2026-06-04 大阪大学
<関連情報>
- https://www.dent.osaka-u.ac.jp/20260604/18643
- https://link.springer.com/article/10.1007/s12105-026-01921-3
口腔癌クニクラタムとその組織学的類似疾患の遺伝学的特徴 Genetic Landscape of Oral Carcinoma Cuniculatum and its Histological Mimics
Sawako Ono,Yuki Fukawa,Katsutoshi Hirose,Yumiko Hori,Daisuke Motooka,Hiroyuki Harada,Eiichi Morii,Satoru Toyosawa,Naozumi Ishimaru & Hidetaka Yamamoto
Head and Neck Pathology Published:25 May 2026
DOI:https://doi.org/10.1007/s12105-026-01921-3
Abstract
Purpose
Oral carcinoma cuniculatum (CC) is a rare variant of oral squamous cell carcinoma (OSCC), characterized by a well-differentiated, burrowing invasive pattern and minimal cellular atypia. Its diagnosis is challenging owing to its bland morphology, which makes differentiation from non-neoplastic lesions difficult on biopsy. Despite this, CC often requires distinction from conventional OSCC, even in surgical specimens. Histological overlap with conventional OSCC suggests a continuous spectrum of diseases. To clarify the genetic identity of pure CC, we analyzed 23 cases of OSCC with burrowing invasive patterns and classified them into three groups: CC, conventional OSCC (SCC), and uncertain CC (UCC).
Methods
We retrospectively reviewed 2002 OSCC cases from multicenter archives. From this cohort, 23 cases exhibiting a burrowing invasive pattern characteristic of CC were selected. The cases were classified into the three study groups based on the WHO diagnostic criteria, and clinicopathological features were reviewed. Targeted next-generation sequencing was performed to identify clinically significant genetic alterations, and immunohistochemical staining was also conducted.
Results
The 23 cases were histologically classified into CC (n = 8), UCC (n = 7), and SCC (n = 8) groups.
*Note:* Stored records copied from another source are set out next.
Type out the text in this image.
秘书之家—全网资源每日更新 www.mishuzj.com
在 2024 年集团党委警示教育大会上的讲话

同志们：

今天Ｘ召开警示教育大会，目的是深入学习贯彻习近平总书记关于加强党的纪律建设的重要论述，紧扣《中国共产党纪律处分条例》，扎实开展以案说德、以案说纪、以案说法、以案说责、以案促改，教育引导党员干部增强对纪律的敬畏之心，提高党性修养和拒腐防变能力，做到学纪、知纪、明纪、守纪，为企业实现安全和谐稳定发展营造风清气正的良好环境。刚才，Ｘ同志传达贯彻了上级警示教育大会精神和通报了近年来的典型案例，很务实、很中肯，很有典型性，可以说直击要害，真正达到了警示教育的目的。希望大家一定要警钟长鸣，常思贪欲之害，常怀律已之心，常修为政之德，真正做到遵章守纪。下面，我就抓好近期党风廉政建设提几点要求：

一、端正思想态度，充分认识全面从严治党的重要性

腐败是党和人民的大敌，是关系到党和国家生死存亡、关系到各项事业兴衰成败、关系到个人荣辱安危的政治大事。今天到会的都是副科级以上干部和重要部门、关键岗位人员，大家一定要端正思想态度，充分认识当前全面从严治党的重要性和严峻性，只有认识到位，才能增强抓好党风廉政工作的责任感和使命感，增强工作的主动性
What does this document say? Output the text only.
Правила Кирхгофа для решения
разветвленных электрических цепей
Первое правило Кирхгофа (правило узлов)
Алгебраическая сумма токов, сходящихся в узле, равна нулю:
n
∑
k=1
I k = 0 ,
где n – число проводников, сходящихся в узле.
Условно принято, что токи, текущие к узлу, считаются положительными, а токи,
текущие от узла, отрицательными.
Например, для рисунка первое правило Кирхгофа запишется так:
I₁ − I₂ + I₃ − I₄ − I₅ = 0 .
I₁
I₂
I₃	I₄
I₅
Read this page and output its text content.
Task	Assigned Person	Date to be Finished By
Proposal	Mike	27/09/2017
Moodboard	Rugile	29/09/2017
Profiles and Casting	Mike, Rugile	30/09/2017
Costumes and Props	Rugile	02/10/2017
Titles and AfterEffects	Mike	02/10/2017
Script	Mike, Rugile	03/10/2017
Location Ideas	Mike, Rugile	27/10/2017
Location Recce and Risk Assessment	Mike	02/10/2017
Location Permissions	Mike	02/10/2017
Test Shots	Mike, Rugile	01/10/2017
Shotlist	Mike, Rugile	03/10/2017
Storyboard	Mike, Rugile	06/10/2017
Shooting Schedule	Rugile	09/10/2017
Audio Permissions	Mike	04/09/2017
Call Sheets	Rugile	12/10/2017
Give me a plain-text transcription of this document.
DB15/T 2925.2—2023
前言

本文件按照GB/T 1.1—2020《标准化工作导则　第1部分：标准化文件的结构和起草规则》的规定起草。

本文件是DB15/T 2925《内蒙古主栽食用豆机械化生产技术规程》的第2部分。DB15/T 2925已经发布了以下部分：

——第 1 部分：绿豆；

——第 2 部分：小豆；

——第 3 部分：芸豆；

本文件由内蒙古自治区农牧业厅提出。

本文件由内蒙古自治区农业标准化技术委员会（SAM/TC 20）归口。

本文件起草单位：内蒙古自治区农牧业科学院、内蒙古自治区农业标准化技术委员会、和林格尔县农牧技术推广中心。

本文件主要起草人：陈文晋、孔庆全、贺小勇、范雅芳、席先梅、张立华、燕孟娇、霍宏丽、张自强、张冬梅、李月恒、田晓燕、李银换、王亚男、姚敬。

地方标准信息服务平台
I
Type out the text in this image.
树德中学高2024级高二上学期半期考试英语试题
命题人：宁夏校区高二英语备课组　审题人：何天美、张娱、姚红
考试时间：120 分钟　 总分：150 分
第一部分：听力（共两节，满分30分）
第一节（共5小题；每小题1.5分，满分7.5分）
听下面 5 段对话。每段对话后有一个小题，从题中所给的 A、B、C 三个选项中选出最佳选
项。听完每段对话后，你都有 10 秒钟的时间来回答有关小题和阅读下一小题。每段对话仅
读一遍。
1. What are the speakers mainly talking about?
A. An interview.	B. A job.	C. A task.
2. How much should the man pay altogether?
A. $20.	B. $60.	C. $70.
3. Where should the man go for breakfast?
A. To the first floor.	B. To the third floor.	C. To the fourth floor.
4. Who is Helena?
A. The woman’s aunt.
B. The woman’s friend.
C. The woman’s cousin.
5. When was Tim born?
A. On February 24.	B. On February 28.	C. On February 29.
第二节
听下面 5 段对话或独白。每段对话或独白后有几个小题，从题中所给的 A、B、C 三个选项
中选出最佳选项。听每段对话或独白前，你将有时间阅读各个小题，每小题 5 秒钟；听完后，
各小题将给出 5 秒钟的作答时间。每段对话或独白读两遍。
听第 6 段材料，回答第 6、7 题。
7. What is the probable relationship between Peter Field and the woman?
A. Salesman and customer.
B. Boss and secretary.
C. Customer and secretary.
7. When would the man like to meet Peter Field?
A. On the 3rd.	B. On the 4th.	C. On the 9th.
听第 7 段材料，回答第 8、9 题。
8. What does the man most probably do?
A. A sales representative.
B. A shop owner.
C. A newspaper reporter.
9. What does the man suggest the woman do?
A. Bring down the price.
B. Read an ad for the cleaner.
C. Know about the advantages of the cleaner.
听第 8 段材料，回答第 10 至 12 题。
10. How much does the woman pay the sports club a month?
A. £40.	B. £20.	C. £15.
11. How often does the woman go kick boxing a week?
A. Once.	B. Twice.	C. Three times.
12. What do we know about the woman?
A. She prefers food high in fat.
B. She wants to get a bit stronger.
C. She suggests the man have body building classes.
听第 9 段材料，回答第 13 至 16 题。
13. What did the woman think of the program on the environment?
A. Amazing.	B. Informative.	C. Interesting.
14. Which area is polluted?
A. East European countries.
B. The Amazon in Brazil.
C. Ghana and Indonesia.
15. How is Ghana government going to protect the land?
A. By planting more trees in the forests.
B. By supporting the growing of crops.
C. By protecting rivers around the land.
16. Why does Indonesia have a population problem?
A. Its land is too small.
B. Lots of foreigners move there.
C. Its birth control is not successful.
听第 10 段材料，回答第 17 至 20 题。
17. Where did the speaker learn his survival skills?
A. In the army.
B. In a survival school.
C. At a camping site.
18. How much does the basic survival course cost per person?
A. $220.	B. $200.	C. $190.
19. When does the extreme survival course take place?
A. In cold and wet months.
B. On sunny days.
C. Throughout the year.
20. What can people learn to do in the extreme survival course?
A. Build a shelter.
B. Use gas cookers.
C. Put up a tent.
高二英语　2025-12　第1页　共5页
Clinically, the CC group predominantly affected the gingiva with no recurrence or metastasis. Conversely, the SCC group primarily involved the tongue and showed recurrence and metastasis. Genetic alterations were detected in 87.5% (7/8) of CC cases, with low frequencies of TP53 (12.5%) and CDKN2A (25.0%) alterations and higher frequencies of FAT1 (50.0%), NOTCH1 (37.5%), PIK3CA (37.5%), and CASP8 (50.0%) alterations. In contrast, the SCC group showed frequent TP53 (75.0%) and CDKN2A (75.0%) alterations, whereas FAT1 and NOTCH1 alterations were absent. Consistent with these findings, p53 staining revealed wild-type patterns in the CC group along with a lower Ki-67 labeling index. The UCC group exhibited intermediate clinicopathological and genetic characteristics.
Conclusion
This study provides the first genetic characterization of oral CC, distinct from that of conventional OSCC. This genetic signature may contribute to the biological behavior of CC and offer a potential tool for its differential diagnosis. Further studies with larger cohorts are required to confirm the relationship between CC and conventional OSCC, and to fully elucidate the genetic landscape of CC.